La evocación de ese Chile puede hacerse hoy, cincuenta y un años después, desde dos perspectivas: la que acentúa en la debacle que siguió después de ese día fatídico, la de la represión implacable y la aplicación del neoliberalismo por la vía del shock del que habla Naomi Klein, y la que resalta la permanencia de la visión esperanzadora del Allende a las puertas de la muerte, que no pierde la confianza en el ser humano y las luchas que emprende.
En el mundo caótico que hemos construido, al borde del cataclismo climático y de la guerra nuclear, uno podría preguntarse cómo son en la realidad esas anchas alamedas que el presidente no dudaba que algún día transitaríamos. Para no ir muy lejos, pensar si el Chile en el que gobierna Gabriel Boric -quien de alguna forma se dice heredero, o continuador o, cuando menos, afectivamente vinculado al de la Unidad Popular de los años setenta- forma parte de esas alamedas que imaginó Allende en medio del humo de la metralla y las bombas que lanzaba sobre La Moneda la aviación chilena.
No se trata aquí de hacer un juicio crítico del gobierno chileno actual, sino de preguntarnos sobre el carácter de esas alamedas entonces evocadas, que hoy escapan a la dicotomía que prevalecía en esos años en América latina: la vía pacífica o la vía armada para “tomar el poder”.
Hoy, el panorama de las opciones -o posibilidades- parece mucho más amplio, aunque, tal vez, sea solo un espejismo: antes, salirse de los límites de lo establecido por la democracia “burguesa” era una opción que se barajaba como posibilidad, como contrapartida a la otra, que apostaba por quedarse en ese marco.
En la actualidad hablar de “la vía revolucionaria” hace que aparezca un rictus de desdén o burla en el rostro de muchos, porque “las circunstancias son otras” y eso queda fuera del rango de las posibilidades. El abanico de caminos que se presenta ante nuestra vista está, pues, restringido al de la otrora llamada “vía pacífica”, y quienes aún hoy sobreviven como rémoras o huellas fosilizadas de esa vía armada, como sucede en Colombia, están en vías de extinción.

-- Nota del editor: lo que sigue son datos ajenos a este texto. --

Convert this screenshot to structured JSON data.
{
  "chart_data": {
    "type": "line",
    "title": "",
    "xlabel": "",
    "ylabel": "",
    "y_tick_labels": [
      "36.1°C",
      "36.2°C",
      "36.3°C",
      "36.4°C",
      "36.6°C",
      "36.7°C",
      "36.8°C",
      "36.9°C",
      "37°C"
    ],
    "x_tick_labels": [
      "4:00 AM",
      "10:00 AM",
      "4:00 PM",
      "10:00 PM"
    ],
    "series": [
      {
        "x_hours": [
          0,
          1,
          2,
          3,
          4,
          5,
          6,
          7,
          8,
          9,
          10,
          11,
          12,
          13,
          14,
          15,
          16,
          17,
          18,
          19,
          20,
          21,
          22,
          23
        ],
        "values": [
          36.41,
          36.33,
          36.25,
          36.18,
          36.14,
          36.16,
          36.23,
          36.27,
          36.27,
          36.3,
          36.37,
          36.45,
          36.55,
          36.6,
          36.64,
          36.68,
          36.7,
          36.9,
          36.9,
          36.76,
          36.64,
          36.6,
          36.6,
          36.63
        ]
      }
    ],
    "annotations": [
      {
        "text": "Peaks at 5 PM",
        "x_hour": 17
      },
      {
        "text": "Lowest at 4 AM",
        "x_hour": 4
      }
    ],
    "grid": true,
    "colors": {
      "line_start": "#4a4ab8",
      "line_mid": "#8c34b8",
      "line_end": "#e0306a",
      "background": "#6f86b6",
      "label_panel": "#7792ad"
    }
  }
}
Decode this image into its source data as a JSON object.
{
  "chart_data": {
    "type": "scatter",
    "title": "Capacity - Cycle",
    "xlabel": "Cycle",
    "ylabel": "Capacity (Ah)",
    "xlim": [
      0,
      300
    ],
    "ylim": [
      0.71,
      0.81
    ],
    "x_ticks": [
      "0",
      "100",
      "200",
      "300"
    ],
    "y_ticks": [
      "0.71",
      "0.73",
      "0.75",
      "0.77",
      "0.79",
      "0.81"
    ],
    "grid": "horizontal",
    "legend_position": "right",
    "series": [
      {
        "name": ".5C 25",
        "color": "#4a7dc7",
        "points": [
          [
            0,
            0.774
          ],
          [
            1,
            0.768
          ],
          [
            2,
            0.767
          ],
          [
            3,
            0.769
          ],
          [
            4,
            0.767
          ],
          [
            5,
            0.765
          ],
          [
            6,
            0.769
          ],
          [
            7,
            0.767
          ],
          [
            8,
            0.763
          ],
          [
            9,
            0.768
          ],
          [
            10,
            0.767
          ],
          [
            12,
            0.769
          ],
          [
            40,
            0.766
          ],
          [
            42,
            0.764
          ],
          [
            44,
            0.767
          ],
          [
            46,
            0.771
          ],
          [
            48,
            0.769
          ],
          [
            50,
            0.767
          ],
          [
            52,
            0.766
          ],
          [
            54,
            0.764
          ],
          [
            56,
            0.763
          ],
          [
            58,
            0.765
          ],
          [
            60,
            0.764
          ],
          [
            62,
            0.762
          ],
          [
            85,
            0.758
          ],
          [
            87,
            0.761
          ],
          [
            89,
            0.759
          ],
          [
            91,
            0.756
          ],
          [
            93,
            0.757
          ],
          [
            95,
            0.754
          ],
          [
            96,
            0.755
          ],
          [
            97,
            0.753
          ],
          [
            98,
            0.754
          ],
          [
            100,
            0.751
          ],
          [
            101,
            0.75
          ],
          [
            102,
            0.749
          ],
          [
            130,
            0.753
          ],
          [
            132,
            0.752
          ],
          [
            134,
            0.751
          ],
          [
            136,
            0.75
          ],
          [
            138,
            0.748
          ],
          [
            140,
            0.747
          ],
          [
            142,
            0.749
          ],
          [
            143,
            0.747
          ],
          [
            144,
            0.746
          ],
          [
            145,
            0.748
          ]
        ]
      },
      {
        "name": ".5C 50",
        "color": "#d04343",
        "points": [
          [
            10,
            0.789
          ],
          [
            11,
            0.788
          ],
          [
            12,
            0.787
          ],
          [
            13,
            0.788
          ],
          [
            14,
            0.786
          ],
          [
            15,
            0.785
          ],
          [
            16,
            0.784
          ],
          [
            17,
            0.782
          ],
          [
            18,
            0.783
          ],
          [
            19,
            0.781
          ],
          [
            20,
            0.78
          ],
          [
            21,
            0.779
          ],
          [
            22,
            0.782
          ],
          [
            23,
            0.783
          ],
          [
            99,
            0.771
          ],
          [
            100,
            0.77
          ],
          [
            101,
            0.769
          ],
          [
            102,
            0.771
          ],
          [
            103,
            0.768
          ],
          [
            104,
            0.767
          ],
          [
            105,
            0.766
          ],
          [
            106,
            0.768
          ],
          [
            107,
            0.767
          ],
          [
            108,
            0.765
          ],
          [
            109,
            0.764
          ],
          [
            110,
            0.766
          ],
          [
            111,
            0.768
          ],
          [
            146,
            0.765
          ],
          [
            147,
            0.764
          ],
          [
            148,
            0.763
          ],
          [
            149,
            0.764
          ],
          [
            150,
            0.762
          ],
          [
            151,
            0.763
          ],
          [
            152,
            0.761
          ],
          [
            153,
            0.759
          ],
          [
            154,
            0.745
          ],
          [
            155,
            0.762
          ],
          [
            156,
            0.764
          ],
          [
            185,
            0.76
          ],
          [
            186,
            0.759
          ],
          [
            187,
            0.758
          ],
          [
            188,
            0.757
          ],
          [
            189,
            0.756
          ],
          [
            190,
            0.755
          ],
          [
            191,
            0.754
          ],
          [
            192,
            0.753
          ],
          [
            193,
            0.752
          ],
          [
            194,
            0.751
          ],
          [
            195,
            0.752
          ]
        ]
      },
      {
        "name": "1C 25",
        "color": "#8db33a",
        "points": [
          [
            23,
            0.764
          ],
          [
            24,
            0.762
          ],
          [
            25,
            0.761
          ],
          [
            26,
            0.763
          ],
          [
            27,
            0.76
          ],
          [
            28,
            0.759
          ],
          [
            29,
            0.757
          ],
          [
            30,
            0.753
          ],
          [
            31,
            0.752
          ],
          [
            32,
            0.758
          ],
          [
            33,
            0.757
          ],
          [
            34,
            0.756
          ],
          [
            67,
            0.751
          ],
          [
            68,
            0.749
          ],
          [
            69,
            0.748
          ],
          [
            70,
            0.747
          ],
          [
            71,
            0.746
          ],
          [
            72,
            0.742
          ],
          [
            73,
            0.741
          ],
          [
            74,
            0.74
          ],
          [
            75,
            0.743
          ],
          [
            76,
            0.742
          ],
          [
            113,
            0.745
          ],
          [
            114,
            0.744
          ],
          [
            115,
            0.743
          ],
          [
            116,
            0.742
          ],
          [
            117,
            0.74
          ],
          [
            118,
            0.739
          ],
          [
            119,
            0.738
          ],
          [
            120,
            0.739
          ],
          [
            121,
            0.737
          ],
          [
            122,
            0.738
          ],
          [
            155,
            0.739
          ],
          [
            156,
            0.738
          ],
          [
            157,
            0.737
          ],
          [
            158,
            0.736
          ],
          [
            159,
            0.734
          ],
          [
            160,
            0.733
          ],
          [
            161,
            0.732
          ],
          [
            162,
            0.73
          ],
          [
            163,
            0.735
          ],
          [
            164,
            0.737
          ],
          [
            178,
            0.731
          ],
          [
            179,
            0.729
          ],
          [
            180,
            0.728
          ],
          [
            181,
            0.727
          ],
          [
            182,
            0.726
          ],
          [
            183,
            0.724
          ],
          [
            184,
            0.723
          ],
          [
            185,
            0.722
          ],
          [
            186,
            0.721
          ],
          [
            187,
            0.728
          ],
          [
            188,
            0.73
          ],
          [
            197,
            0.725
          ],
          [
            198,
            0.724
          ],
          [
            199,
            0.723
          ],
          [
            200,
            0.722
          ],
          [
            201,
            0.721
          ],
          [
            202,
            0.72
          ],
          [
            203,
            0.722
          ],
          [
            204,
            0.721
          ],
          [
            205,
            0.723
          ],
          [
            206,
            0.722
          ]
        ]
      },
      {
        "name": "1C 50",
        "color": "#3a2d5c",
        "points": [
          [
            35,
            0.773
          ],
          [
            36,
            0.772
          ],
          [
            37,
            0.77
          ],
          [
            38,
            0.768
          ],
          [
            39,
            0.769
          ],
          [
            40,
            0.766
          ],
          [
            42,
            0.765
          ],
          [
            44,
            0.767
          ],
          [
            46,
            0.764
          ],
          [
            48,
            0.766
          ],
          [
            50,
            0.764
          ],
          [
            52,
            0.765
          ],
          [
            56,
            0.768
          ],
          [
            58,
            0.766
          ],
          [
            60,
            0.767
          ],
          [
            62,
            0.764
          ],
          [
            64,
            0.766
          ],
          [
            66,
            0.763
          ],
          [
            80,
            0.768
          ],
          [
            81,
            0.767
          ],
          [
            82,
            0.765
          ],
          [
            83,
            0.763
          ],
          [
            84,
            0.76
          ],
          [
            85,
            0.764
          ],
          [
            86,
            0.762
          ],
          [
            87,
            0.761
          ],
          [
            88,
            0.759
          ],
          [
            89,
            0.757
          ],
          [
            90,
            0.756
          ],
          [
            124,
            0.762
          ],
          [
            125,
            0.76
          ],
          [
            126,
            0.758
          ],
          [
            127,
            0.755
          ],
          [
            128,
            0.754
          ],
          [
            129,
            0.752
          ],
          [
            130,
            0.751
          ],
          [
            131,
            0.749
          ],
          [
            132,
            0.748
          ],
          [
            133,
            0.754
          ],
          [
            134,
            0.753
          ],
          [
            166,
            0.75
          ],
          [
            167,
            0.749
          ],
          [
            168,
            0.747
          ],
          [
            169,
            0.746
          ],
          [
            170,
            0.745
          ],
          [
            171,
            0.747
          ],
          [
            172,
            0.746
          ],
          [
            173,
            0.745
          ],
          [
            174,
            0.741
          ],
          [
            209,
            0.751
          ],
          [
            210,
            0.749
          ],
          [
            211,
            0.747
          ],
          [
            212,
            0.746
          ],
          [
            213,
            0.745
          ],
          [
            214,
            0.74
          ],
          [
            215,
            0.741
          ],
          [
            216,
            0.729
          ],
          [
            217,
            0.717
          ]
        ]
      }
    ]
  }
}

Es, entonces, en el marco de las pautas, normas y límites de la democracia liberal desde donde hoy parecen que deben avizorarse esas alamedas. Apellido como “liberal” a esta democracia que nos marca los límites y nos indica las posibilidades porque, aunque en el mundo se discute ampliamente sobre los distintos tipos de organización socio política a los que podríamos llamar democracia, la que prevalece es esta, y en base al cumplimiento de sus preceptos es que se juzga si se cumplen las reglas o no, si se es aceptable en el concierto de la comunidad internacional cuyo horizonte en muchas oportunidades se siente incómoda -o rechaza de plano- los preceptos que en los años setenta asociamos con las anchas alamedas.
Traigo a colación el caso de Venezuela, ahora que está en la picota, porque precisamente ahí se encuentra en tensión todas estas discusiones: ¿Qué tipo de democracia queremos o necesitamos? ¿Quiénes tienen el manual que indica qué es democrático y qué no?
Es decir, el horizonte de las anchas alamedas se ha complicado y los matices se han multiplicado, pero la intención de recorrerlas sigue ahí, y el llamado del presidente heroico sigue vigente.